Random Forest | Jangey Lu

Random Forest Regression

Random Forest Regression is based on Decision Tree Regression. It will build ‘n_estimators’ of Decision Tree Regression, and using the average each decision tree predict value to improve the accuracy value, and control over-fitting.

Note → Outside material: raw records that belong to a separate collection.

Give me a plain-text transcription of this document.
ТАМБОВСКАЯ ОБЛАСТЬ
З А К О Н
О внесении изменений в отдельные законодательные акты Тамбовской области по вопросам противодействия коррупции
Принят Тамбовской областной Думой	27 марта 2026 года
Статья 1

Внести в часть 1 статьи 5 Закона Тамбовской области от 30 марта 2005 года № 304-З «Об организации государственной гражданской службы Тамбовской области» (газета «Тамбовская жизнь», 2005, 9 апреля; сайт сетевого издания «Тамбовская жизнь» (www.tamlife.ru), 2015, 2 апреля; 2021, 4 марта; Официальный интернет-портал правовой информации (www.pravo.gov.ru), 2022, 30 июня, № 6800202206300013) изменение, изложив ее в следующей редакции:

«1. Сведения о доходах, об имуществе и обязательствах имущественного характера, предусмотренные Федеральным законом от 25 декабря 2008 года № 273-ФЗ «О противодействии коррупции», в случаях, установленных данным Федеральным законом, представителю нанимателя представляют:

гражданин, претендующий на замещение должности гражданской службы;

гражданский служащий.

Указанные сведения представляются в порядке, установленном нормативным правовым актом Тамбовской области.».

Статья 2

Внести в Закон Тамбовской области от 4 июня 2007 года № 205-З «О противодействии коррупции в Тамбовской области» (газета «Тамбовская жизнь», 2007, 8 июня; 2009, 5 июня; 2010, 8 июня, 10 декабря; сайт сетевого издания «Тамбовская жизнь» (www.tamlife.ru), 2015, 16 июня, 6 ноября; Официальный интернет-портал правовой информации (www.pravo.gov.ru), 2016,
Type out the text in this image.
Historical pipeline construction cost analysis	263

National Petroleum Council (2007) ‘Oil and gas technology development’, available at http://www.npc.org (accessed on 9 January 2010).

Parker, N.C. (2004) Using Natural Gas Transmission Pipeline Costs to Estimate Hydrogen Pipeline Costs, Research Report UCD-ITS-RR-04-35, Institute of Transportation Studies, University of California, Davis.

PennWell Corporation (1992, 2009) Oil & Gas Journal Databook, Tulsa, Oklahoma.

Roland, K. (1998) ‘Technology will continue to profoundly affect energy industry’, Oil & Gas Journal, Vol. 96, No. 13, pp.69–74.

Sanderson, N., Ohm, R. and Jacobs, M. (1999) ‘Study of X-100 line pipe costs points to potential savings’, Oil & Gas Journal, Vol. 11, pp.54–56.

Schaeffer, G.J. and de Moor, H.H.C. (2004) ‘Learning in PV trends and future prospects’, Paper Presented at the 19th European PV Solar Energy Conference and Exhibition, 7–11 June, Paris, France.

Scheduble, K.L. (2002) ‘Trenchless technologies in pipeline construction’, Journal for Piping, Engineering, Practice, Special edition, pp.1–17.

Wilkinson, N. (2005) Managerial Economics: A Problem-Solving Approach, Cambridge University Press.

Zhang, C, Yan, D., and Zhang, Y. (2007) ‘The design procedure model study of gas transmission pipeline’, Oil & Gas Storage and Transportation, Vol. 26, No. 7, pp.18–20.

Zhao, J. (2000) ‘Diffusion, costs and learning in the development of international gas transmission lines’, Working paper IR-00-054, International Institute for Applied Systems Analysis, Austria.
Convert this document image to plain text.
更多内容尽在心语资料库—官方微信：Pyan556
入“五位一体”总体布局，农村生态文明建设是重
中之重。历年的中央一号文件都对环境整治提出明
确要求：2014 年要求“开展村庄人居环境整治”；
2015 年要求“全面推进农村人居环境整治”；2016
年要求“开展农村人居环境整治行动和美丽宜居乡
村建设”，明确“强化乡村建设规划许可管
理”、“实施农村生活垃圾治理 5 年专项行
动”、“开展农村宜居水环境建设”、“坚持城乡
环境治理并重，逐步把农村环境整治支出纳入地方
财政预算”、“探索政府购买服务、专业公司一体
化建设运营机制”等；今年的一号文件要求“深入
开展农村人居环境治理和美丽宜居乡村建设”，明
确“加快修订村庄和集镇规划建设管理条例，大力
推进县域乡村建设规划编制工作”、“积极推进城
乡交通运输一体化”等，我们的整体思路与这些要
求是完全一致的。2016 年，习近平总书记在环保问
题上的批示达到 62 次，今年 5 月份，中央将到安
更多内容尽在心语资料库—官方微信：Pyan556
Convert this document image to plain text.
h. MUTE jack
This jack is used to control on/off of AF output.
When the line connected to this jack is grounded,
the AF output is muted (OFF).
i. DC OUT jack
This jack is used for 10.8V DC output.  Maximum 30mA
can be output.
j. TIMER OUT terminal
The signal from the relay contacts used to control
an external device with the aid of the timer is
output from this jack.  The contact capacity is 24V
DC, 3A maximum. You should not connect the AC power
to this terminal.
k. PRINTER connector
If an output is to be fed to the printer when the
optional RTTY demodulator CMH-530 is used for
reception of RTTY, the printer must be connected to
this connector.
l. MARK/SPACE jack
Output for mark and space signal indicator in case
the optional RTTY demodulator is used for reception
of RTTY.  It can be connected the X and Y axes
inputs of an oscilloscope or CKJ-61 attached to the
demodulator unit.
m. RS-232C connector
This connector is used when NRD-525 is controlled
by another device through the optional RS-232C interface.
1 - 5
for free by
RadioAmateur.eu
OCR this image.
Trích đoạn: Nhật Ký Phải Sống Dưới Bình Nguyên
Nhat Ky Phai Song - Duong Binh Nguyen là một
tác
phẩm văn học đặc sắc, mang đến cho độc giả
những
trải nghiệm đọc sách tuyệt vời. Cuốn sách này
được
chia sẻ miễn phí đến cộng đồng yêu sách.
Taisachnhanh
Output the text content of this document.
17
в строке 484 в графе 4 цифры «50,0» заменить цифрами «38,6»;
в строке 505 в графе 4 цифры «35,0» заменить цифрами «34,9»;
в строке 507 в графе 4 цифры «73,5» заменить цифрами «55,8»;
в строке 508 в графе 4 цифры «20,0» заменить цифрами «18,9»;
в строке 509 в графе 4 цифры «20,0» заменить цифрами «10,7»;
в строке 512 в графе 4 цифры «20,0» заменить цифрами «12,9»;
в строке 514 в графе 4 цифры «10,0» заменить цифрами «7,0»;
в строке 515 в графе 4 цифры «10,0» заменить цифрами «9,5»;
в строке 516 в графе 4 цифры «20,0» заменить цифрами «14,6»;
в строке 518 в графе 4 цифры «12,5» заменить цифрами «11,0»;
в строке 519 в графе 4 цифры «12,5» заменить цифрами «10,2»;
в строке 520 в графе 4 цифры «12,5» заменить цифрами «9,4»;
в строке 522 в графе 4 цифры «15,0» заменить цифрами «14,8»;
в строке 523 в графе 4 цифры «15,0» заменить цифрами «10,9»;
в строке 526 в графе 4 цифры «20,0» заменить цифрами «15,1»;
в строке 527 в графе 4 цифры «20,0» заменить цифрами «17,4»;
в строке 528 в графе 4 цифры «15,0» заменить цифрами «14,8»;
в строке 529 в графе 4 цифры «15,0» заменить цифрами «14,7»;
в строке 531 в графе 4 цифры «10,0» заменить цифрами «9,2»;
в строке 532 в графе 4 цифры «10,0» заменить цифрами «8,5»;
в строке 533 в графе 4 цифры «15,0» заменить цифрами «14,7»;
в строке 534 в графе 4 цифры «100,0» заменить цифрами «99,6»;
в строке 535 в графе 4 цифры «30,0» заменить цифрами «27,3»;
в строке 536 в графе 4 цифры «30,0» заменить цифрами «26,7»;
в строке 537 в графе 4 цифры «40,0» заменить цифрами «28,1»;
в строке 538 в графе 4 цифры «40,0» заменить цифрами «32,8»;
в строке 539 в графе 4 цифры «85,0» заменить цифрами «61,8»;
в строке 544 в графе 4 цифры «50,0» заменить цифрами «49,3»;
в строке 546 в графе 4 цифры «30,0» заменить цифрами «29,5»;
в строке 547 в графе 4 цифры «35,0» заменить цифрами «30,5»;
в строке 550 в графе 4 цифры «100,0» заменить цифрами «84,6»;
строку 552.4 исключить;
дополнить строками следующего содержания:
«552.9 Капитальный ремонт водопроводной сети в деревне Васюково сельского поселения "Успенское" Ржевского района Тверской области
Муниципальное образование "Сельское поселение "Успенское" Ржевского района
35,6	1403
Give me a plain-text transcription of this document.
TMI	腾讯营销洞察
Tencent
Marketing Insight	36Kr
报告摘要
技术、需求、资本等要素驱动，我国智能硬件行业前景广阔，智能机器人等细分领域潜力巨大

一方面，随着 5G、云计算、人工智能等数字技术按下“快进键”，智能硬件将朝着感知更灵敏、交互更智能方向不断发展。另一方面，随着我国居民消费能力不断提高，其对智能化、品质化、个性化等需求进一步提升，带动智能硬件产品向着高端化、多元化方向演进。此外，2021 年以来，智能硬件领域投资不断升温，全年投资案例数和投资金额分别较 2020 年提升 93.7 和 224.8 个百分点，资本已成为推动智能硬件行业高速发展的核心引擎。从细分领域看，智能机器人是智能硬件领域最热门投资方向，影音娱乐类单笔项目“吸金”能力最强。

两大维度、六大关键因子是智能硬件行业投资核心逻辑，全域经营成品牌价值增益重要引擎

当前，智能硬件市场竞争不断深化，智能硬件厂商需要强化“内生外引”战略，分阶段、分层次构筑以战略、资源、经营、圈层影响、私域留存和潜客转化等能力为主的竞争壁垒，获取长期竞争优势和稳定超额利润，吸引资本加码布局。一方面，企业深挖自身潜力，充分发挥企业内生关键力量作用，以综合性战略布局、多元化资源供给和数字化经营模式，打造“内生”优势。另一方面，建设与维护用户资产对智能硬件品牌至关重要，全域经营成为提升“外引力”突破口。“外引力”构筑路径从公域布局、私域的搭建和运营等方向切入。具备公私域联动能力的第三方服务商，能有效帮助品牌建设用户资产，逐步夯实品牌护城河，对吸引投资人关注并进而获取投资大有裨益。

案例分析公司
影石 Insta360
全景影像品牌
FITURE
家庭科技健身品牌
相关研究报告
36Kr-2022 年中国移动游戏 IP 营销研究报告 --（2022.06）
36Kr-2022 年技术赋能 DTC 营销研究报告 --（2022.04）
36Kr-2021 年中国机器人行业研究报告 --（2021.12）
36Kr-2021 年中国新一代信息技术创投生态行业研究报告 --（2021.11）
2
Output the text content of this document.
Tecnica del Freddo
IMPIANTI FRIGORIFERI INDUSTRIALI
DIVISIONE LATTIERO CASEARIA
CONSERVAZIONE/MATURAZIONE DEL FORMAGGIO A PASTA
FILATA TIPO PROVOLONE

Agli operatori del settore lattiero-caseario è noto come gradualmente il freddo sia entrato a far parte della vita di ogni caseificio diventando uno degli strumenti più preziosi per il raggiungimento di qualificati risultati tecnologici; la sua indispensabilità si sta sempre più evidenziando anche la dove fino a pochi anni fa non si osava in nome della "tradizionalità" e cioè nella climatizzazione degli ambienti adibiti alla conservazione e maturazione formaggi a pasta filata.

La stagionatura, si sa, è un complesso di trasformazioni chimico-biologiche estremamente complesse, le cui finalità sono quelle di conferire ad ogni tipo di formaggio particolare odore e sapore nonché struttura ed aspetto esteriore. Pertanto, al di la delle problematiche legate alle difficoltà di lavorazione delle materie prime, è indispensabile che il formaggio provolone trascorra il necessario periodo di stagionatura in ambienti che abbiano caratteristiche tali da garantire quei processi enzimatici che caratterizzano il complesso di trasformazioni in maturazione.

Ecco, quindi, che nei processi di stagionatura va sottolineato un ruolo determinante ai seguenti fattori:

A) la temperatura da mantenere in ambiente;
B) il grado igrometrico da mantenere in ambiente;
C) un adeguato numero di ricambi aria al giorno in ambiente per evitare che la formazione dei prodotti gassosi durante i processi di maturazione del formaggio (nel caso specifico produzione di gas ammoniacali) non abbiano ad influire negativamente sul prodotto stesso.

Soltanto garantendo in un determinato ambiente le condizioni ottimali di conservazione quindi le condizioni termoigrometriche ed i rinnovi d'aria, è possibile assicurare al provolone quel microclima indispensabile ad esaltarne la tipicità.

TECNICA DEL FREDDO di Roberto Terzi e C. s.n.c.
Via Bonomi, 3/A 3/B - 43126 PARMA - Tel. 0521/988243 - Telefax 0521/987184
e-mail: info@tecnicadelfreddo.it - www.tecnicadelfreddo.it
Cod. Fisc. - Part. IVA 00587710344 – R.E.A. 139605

More Info Using Scikit-Learn Built-in library: Scikit-Learn Random Forest Regression

n_estimators : integer, optional (default=10)
The number of trees in the forest.
sample_ratio: percentage of total size
For some big dataset, it may take long time to build for random forest, therefore we can take some sample of the data to same time for build the random forest.

Methods

fit(self, X: pd.DataFrame, y: np.array)
Build a forest of trees from the training set (X, y).
predict(self, X: pd.DataFrame)
Predict regression target for X.
score(self, X: pd.DataFrame, y: np.array)
Returns the coefficient of determination $R^2$ of the prediction.

Graphic Example

X-axis: Number of Random Forest estimators
y-axis: The accuracy for predict values.

import pandas as pd
import numpy as np

from sklearn.tree import DecisionTreeRegressor

class RandomForestRegressor():

	def __init__(self, n_estimators, sample_ratio, random_state=None):
		self.n_estimators = n_estimators
		self.sample_ratio = sample_ratio
		self.random_state = random_state

	def fit(self, X: pd.DataFrame, y: np.array):
		if self.random_state!=None:
			np.random.seed(self.random_state)

		n=self.n_estimators
		n_sample = X.shape[0]

		self.trees = []
		for i in range(n):
			tree = DecisionTreeRegressor()
			indices = np.random.randint(0, n_sample, int(self.sample_ratio*n_sample))
			_ = tree.fit(X.iloc[indices, :], y[indices])
			self.trees.append(tree)

	def predict(self, X: pd.DataFrame):
		predictList = []
		for t in self.trees:
			predictList.append(t.predict(X))
		predictList = np.array(predictList)
		predictSampled = predictList.mean(axis=0)
		return predictSampled


	def score(self, X: pd.DataFrame, y: np.array):
		return metrics.rsq(self.predict(X), y)

2019-04-14